I do not argue that some species have been used more often recently, and that their usages are better documented. But they were more often bred into existing hybrid cultivars than selected for pure-species variations. And most of those existing hybrid cultivars had European OGR ancestry – the “unknown” wasn’t that they descended from the species that went into that pool, but the exact details of which cultivars were the intermediates.
Oh, and I should have specified about the “whenever I see ‘Seedling of’ I assume selfs”. I was thinking of the context of the old cultivars from the 19th Century and beyond. Those are the types which fascinate me more, so that’s where my mind was focused. As to the notion of “classes”, I actually prefer to stick to them because what I’m interested in reproducing were the older classes that were more about ancestry than function. So, to me, a Noisette will be a China X Moschata cross, but not necessarily involving ‘Old Blush’.
I’m in Middlesex County in NJ.
Thanks for the discussion. I do thank you for providing that further information and article – it’s definitely something I find fascinating.
~Christopher
Don,
I enjoy such charts, but there are always gaps. For instance, you listed ‘Colour Wonder’ without noting its wildly introgressed background.
Tracing the ancestry of its seed parent, ‘Perfecta’, through ‘Karl Herbst’ and ‘Peace’ we come to ‘Margaret McGredy’. This important variety was one of numerous members of the McGredy stable that were derived from Sam II’s work with Rugosa and Cinnamomea.
http://bulbnrose.x10.mx/Roses/breeding/monosom.htm
The pollen parent, ‘Tropicana’, was the culmination of Mathias Tantau Sr.'s work of infusing his stock with the “blood” of Multibracteata and Roxburghii.
http://bulbnrose.x10.mx/Roses/breeding/Wulff/Wulff_roxburghii.html
Aside from its “official” Hybrid Tea background (Tea and Hybrid Perpetual), ‘Colour Wonder’ is descended from Multibracteata, Roxburghii, Rugosa, Cinnamomea, Foetida, and two races of Multiflora (Japanese and Chinese).
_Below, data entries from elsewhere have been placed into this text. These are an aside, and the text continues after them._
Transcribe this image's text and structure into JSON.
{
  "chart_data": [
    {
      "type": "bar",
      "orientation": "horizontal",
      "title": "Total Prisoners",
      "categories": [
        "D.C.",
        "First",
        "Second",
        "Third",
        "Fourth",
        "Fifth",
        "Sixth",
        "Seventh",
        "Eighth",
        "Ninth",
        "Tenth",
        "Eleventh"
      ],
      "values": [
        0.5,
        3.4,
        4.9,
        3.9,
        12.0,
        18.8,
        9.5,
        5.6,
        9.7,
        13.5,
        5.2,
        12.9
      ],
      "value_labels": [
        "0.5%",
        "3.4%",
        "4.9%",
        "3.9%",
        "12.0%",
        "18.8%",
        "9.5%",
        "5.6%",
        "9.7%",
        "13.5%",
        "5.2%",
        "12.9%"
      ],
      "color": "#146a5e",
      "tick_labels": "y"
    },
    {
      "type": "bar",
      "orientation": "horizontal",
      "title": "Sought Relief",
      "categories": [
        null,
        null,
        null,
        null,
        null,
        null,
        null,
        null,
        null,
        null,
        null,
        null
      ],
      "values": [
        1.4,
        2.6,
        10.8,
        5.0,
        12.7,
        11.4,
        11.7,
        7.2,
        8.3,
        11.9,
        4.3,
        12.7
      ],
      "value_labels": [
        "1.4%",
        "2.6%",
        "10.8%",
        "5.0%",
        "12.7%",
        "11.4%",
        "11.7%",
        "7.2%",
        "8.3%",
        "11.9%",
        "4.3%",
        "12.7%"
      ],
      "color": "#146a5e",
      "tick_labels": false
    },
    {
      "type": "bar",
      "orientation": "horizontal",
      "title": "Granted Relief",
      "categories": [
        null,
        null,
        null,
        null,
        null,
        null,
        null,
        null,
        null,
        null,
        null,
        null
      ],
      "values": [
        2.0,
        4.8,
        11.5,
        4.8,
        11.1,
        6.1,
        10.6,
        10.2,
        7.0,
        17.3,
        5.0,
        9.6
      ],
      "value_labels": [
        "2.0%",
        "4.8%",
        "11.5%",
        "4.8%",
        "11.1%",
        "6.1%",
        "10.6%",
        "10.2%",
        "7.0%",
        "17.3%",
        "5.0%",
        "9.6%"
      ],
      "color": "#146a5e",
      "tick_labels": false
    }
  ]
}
Tantau’s ‘Floradora’, also descended from Roxburghii, was a parent of ‘Queen Elizabeth’. And Ralph Moore made use of ‘Floradora’ in breeding Minis.
http://bulbnrose.x10.mx/Roses/breeding/Moore/MOORE.html
Karl
Don,
Schoener made extensive use of various “Giganteas”.
http://bulbnrose.x10.mx/Roses/breeding/Schoener/SchoenerGigantea1932.html
Sadly, I have not been able to find any of them still in existence. It is possible, of course, that some of his productions were used by other breeders.
‘Improved Cecile Brunner’ (Rosy Morn) was raised from ‘Dainty Bess’ pollinated by a double flowered Gigantea hybrid descended in part from ‘Mlle Cecile Brunner’. This variety, growing at the Heritage garden in San Jose, did not impress me.
http://bulbnrose.x10.mx/Roses/Rose_Pictures/I/improvedcecile.html
On the other hand, ‘Susan Louise’ is a beautiful everblooming variety that has the flowers of its mother (and father?) ‘Belle Portugaise’, but a shade darker.
http://bulbnrose.x10.mx/Roses/Rose_Pictures/S/SusanLouise.html
‘Belle Portugaise’ is one of Cayeux’s Gigantea hybrids raised while he was director of the Botanical Gardens of Lisbon. It grows well in California. And in suitable locations it can flower intermittently from October through April or May.
http://bulbnrose.x10.mx/Roses/breeding/gigantea.htm
Karl
Karl, thanks for these notes.
It’s true that other rose species appear in the ancestry of some modern roses. These are great examples. Hopefully we can add to them. We should also mention Rudolph Geschwind who did a lot with species - his Gruss an Teplitz lurks in Tropicana for instance; Michael Horvath and his work with American species roses; and the Canadians Robert Simonet, Robert Erskine, George Bugnet, Percy Wright and Frank L. Skinner.
The work with species roses continues. The proteges of Ralph Moore figure prominently in that work among whom Rob Rippetoe (the person who first drew my attention to the obvious contribution of gigantea), Kim Rupert, Jim Sproul and Paul Barden stand out. Warren Millington’s species work has progressed to great depth.